L’allusion à l’illusion de liberté est fondamentale dans cette posture théorique déterministe, car la liberté dont semble jouir l’agent doté du sens pratique fait de lui, paradoxalement, l’agent le plus déterminé dans un champ car il a acquis le sens du jeu, résultat de l’ajustement de son habitus au champ dans lequel il se trouve, ce qui signifie que c’est lui sur qui l’habitus, et par extension le champ, ont eu le plus d’emprise.  

« L’habitus comme sens du jeu est le jeu social incorporé, devenu nature. Rien n’est plus libre ni plus contraint à la fois que l’action du bon joueur » (Bourdieu, 1994, p. 80).  

Méthodologie d’enquête  

Les données utilisées en appui à cette analyse ont été produites dans le cadre d’une enquête visant à mieux comprendre le phénomène de l’insertion professionnelle des jeunes diplômées et diplômés du postsecondaire dans les organismes communautaires. Une première phase de l’étude qui a débuté en 1999 a permis de constituer une base de données de plus de 8 000 organismes communautaires répartis sur l’ensemble du territoire québécois. Une première enquête, effectuée auprès d’un échantillon aléatoire de 807 organismes regroupant 6 235 personnes rémunérées et plus de 15 600 bénévoles au courant de l’année 2000, a d’abord permis de tracer un portrait d’ensemble du travail et des conditions de travail dans ces milieux (Bourdon et al., 2001). Un échantillon stratifié de 43 organismes ayant été rejoints dans la première enquête a ensuite fait l’objet de visites de site dans le cadre desquelles nous avons pu rencontrer 116 travailleuses (77 %) et travailleurs (23 %) qui ont accepté de répondre à des questionnaires et de se livrer à des entretiens semi-directifs pour nous faire part de leurs conditions de travail, de leurs projets, de leurs valeurs ainsi que de leur engagement dans les organismes. C’est l’analyse de ces entretiens qui appuie empiriquement cette contribution.   

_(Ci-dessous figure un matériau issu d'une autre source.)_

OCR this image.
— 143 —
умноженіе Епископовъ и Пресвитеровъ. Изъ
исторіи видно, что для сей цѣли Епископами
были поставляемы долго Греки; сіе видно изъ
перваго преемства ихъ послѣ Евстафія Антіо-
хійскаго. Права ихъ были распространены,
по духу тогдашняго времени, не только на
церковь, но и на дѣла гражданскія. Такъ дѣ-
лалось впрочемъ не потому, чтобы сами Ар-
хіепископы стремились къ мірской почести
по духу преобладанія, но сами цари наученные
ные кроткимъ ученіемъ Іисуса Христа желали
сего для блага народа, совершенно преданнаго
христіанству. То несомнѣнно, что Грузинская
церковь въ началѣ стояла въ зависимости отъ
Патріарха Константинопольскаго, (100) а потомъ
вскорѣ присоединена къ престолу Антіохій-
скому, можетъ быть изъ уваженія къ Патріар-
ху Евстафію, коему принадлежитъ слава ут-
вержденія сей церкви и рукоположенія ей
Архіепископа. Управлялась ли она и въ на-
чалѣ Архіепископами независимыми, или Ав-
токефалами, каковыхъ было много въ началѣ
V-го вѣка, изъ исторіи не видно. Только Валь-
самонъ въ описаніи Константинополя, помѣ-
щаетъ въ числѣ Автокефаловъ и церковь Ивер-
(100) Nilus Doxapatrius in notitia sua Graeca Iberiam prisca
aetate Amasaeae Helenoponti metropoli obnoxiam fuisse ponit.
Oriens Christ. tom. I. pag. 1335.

S’insérer professionnellement en milieux communautaires :

choisir, subir ou s’ajuster ?

  Des analyses antérieures (Deschenaux, 2003 ; Deschenaux et Bourdon, 2007) ont permis d’établir une typologie des modes d’entrée des diplômées et diplômés dans les milieux communautaires, un typologie qui sera la pierre angulaire de la compréhension de la place occupée par ces milieux dans l’insertion professionnelle des diplômé(e)s.

Les six types de modes d’entrée se répartissent ainsi sur deux axes : l’impression de choix face à l’emploi dans les milieux communautaires et la planification de la trajectoire professionnelle. Dans cette typologie, les militantes et militants, les marginaux et les expérimentés affirment avoir choisi et planifié, de différentes façons, leur présence dans les milieux communautaires. Les convertis ont choisi leur présence dans ces milieux mais ils ne l’avaient pas nécessairement planifiée. Les contraints, quant à eux, ont planifié leur trajectoire professionnelle, mais ils se trouvent dans les milieux communautaires contre leur gré. Les surfeurs, pour leur part, n’ont ni choisi ni planifié leur insertion dans ces milieux, s’étant laissés porter par les événements. Ainsi, la présence en milieux communautaires s’avère choisie pour les uns, subie pour les autres, alors que certains s’ajustent devant cette situation.   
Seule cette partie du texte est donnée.